Outstanding article from Mike Merritt, with the extraordinary insight of a former Port employee. But, sadly, this is another example of what happens when voters choose inexperienced candidates. In this case, Toshiko Hasagawa and Hamdi Mohammed, who ran on DEI and clearly did not know diddly squat about what the Port does. That these two are going to roll over to please ILWU is just further insult to voters — and taxpayers. The Port does still take a subsidy from taxpayers, and blowing off the federal government and Coast Guard for a few score union jobs that are not currently in action is a really, really bad financial decision.
The issue is a bit more complex. The election of commissioners Hasegawa and Mohamed to the Seattle commission continued a developing trend in Seattle toward a more preservationist position on T-46 that was aligned with labor’s position. Commissioner Stephanie Bowman, who lost her seat to Mohamed, also was a vocal supporter of maintaining T-46 for marine cargo. In the end, all of the Seattle as well as Tacoma port commissioners opposed the sale of a large section of T-46 to the Coast Guard.
If they give the Coast Guard the space they want now, could the hypothetical future cargo traffic go where the Port wants to put the Coast Guard? Or not, because they can’t get those big boats in there?

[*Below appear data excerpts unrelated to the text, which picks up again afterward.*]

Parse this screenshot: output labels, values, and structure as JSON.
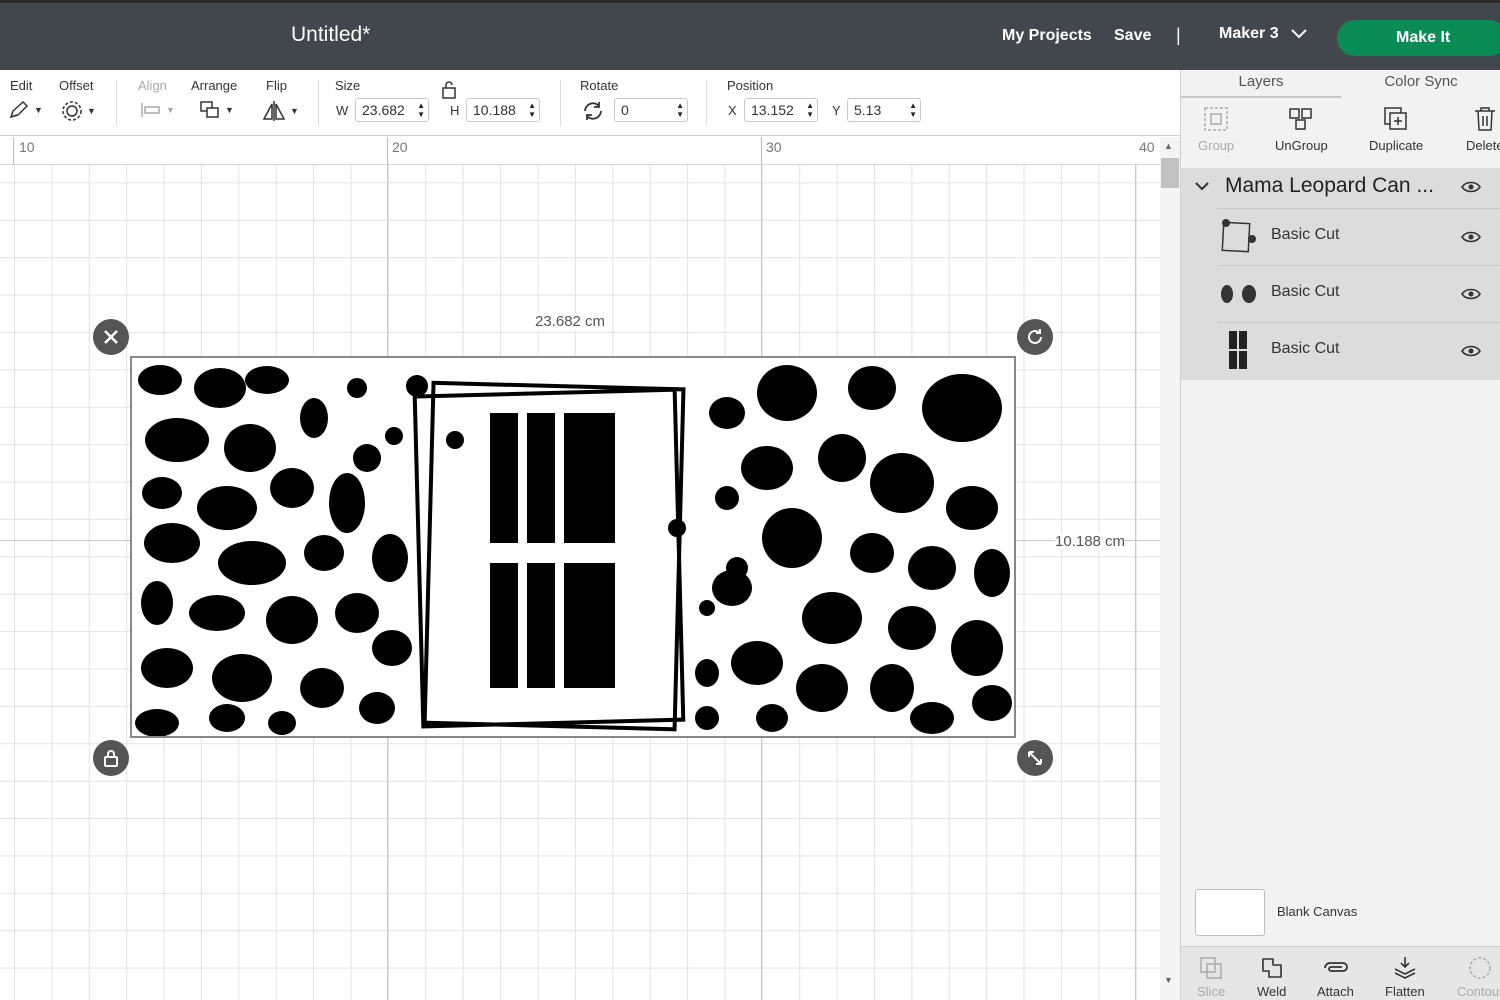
{
  "header": {
    "title": "Untitled*",
    "my_projects": "My Projects",
    "save": "Save",
    "separator": "|",
    "machine": "Maker 3",
    "make_it": "Make It"
  },
  "toolbar": {
    "edit": "Edit",
    "offset": "Offset",
    "align": "Align",
    "arrange": "Arrange",
    "flip": "Flip",
    "size": "Size",
    "w_label": "W",
    "w_value": "23.682",
    "h_label": "H",
    "h_value": "10.188",
    "rotate": "Rotate",
    "rotate_value": "0",
    "position": "Position",
    "x_label": "X",
    "x_value": "13.152",
    "y_label": "Y",
    "y_value": "5.13"
  },
  "canvas": {
    "ruler": [
      "10",
      "20",
      "30",
      "40"
    ],
    "width_label": "23.682 cm",
    "height_label": "10.188 cm"
  },
  "panel": {
    "tabs": [
      "Layers",
      "Color Sync"
    ],
    "actions": {
      "group": "Group",
      "ungroup": "UnGroup",
      "duplicate": "Duplicate",
      "delete": "Delete"
    },
    "group_name": "Mama Leopard Can ...",
    "layers": [
      {
        "name": "Basic Cut"
      },
      {
        "name": "Basic Cut"
      },
      {
        "name": "Basic Cut"
      }
    ],
    "blank_canvas": "Blank Canvas",
    "bottom_actions": {
      "slice": "Slice",
      "weld": "Weld",
      "attach": "Attach",
      "flatten": "Flatten",
      "contour": "Contour"
    }
  }
}
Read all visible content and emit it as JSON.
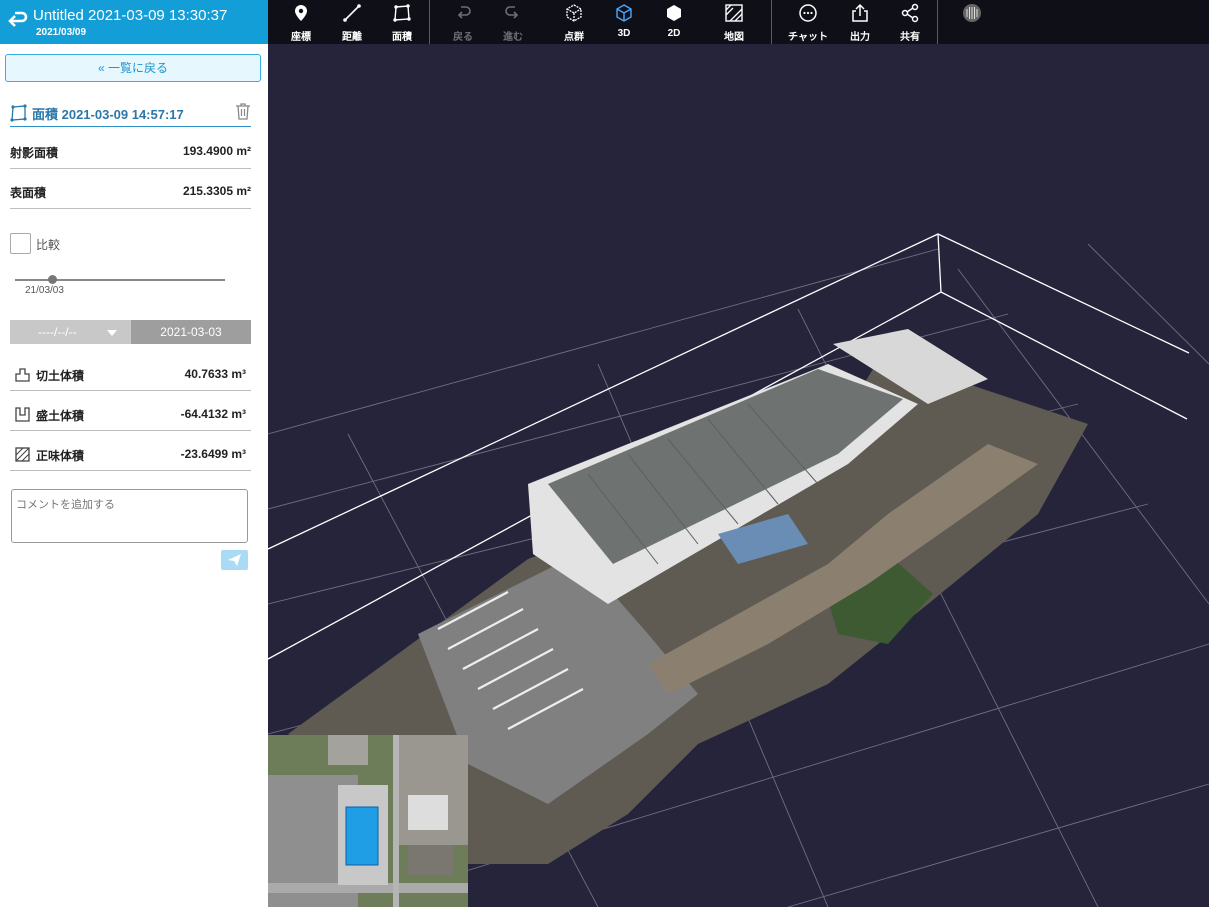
{
  "header": {
    "title": "Untitled 2021-03-09 13:30:37",
    "date": "2021/03/09"
  },
  "toolbar": {
    "coordinate": "座標",
    "distance": "距離",
    "area": "面積",
    "undo": "戻る",
    "redo": "進む",
    "pointcloud": "点群",
    "view3d": "3D",
    "view2d": "2D",
    "map": "地図",
    "chat": "チャット",
    "export": "出力",
    "share": "共有"
  },
  "panel": {
    "back_label": "« 一覧に戻る",
    "measurement_title": "面積 2021-03-09 14:57:17",
    "projected_area": {
      "label": "射影面積",
      "value": "193.4900 m²"
    },
    "surface_area": {
      "label": "表面積",
      "value": "215.3305 m²"
    },
    "compare_label": "比較",
    "slider_date": "21/03/03",
    "date_select": "----/--/--",
    "date_current": "2021-03-03",
    "cut_volume": {
      "label": "切土体積",
      "value": "40.7633 m³"
    },
    "fill_volume": {
      "label": "盛土体積",
      "value": "-64.4132 m³"
    },
    "net_volume": {
      "label": "正味体積",
      "value": "-23.6499 m³"
    },
    "comment_placeholder": "コメントを追加する"
  },
  "colors": {
    "accent": "#139ed8",
    "toolbar_bg": "#0f0f18",
    "viewer_bg": "#25243a"
  }
}
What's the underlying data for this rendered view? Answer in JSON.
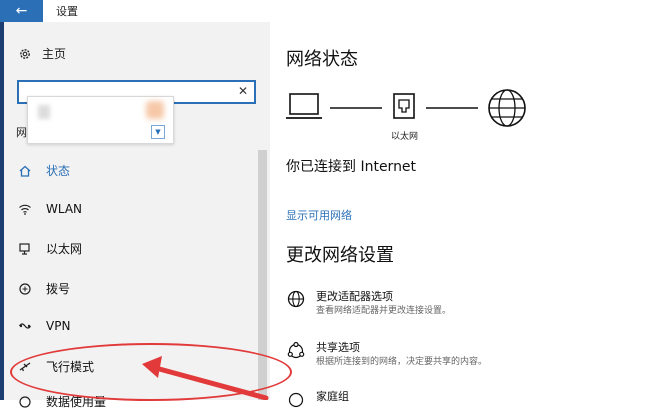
{
  "titlebar": {
    "title": "设置",
    "back_glyph": "←"
  },
  "sidebar": {
    "home_label": "主页",
    "search_value": "",
    "clear_glyph": "✕",
    "cut_label": "网",
    "items": [
      {
        "label": "状态",
        "icon": "home-icon",
        "active": true
      },
      {
        "label": "WLAN",
        "icon": "wifi-icon"
      },
      {
        "label": "以太网",
        "icon": "ethernet-icon"
      },
      {
        "label": "拨号",
        "icon": "dialup-icon"
      },
      {
        "label": "VPN",
        "icon": "vpn-icon"
      },
      {
        "label": "飞行模式",
        "icon": "airplane-icon"
      },
      {
        "label": "数据使用量",
        "icon": "data-usage-icon"
      }
    ]
  },
  "main": {
    "status_heading": "网络状态",
    "ethernet_label": "以太网",
    "connected_text": "你已连接到 Internet",
    "show_networks_link": "显示可用网络",
    "change_heading": "更改网络设置",
    "options": [
      {
        "title": "更改适配器选项",
        "desc": "查看网络适配器并更改连接设置。",
        "icon": "adapter-globe-icon"
      },
      {
        "title": "共享选项",
        "desc": "根据所连接到的网络，决定要共享的内容。",
        "icon": "sharing-icon"
      },
      {
        "title": "家庭组",
        "desc": "",
        "icon": "homegroup-icon"
      }
    ]
  },
  "colors": {
    "accent": "#2b6fb6",
    "annotation": "#e23a3a",
    "sidebar_bg": "#f2f2f2"
  }
}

This is a great article! The days of hundreds of thousands of TEU’s coming into the port of Seattle is over. The ILWU can thank themselves for making the cost of moving containers in and out Seattle cost prohibitive. Thanks to this, shippers and consignees have moved on and go direct to Texas and the East Coast. Texas is the big winner. Saving a few posh jobs for the ILWU elite, and a incredibly under-educated city council is foolish. At least with the USCG, we get very long term jobs, a good neighbor, and in general a much quieter area instead listening to those dam rookies dropping containers every 5 minutes.
I will note that the two women of color mentioned in this article, Commissioners Hasegawa and Mohamed, were not given an opportunity to speak for themselves in this article. While both women work very hard to support workers across Port industries and have significant experience doing so, to single these two out created a false impression of their advocacy and positions.